2025 AIChE Annual Meeting

(221f) Bridging Micro-Scale Compression Behavior with Macro-Scale Failure Analysis in Pharmaceutical Tablets

Authors

Predictive first-principles physics models are critical for understanding tablet failure mechanisms, such as fracture, delamination, and capping, which directly impact drug dosage accuracy and patient safety. Current finite element analysis (FEA) approaches face three key limitations: (1) reliance on empirical material parameters that lack microstructural granularity, (2) computational constraints in modeling complex powder interactions during compaction, and (3) difficulty capturing stress concentration effects at critical interfaces like score lines and particle boundaries. While FEA effectively simulates continuum-level stresses, its predictive capability diminishes when handling large plastic deformations and adhesive interactions inherent to pharmaceutical powders. These challenges necessitate improved modeling frameworks that bridge micro-scale particle behavior with macro-scale tablet integrity.

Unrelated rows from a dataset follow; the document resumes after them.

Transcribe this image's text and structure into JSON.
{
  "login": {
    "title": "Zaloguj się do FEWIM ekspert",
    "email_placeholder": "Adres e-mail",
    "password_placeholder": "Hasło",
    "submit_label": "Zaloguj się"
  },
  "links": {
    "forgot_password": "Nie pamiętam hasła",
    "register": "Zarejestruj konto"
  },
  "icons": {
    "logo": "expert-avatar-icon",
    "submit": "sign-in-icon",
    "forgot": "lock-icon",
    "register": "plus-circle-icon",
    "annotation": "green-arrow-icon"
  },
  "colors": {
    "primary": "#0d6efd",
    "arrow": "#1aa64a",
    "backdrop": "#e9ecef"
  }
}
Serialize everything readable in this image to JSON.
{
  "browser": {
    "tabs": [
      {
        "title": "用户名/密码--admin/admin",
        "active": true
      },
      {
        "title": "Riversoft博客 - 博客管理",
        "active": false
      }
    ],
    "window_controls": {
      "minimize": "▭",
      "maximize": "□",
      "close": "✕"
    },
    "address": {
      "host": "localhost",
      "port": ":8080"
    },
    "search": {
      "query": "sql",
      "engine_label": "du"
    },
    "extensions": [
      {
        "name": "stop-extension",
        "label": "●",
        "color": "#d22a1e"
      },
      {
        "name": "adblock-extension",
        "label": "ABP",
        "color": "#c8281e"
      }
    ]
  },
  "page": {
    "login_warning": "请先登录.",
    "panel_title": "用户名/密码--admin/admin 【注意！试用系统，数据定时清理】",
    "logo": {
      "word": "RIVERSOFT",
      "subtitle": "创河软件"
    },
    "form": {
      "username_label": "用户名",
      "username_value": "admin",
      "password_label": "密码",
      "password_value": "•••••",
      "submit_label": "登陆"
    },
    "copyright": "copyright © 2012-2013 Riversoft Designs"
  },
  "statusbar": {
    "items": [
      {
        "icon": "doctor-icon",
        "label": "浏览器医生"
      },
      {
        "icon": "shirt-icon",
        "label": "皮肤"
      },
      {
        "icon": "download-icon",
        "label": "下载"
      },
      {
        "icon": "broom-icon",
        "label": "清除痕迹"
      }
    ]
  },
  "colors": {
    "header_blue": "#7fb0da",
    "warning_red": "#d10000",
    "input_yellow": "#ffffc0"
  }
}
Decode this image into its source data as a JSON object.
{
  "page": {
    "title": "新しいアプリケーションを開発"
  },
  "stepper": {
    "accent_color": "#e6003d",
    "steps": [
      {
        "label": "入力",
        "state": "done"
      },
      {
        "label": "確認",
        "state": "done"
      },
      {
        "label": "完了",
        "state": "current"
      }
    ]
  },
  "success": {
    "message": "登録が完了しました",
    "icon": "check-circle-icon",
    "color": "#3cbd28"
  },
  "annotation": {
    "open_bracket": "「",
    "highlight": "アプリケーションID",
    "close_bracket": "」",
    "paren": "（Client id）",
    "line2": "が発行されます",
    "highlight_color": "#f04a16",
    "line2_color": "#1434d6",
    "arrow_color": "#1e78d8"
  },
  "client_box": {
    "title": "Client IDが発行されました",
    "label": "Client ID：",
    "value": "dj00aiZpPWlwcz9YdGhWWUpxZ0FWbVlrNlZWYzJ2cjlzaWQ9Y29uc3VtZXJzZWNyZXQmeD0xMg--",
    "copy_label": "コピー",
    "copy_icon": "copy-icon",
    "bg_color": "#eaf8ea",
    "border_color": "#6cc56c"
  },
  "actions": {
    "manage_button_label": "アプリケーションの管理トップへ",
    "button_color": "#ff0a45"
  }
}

This work introduces an approach in Discrete Element Model (DEM) incorporating elasto-plastic, plastic, and cohesive/adhesive interactions to simulate high-density powder compaction. By explicitly modeling each particle as a deformable finite element and capturing the interparticle (and element) forces through a variational formulation, the framework captures both elastic recovery and permanent deformation at large strains – a regime where conventional DEM fails. The DEM outputs provide critical input parameters for a discrete particle continuum (DPC) model that could enhance FEA predictions of tablet failure modes. This hybrid DEM-FEA framework enables first-principles prediction of critical quality attributes like tensile strength and friability during formulation design.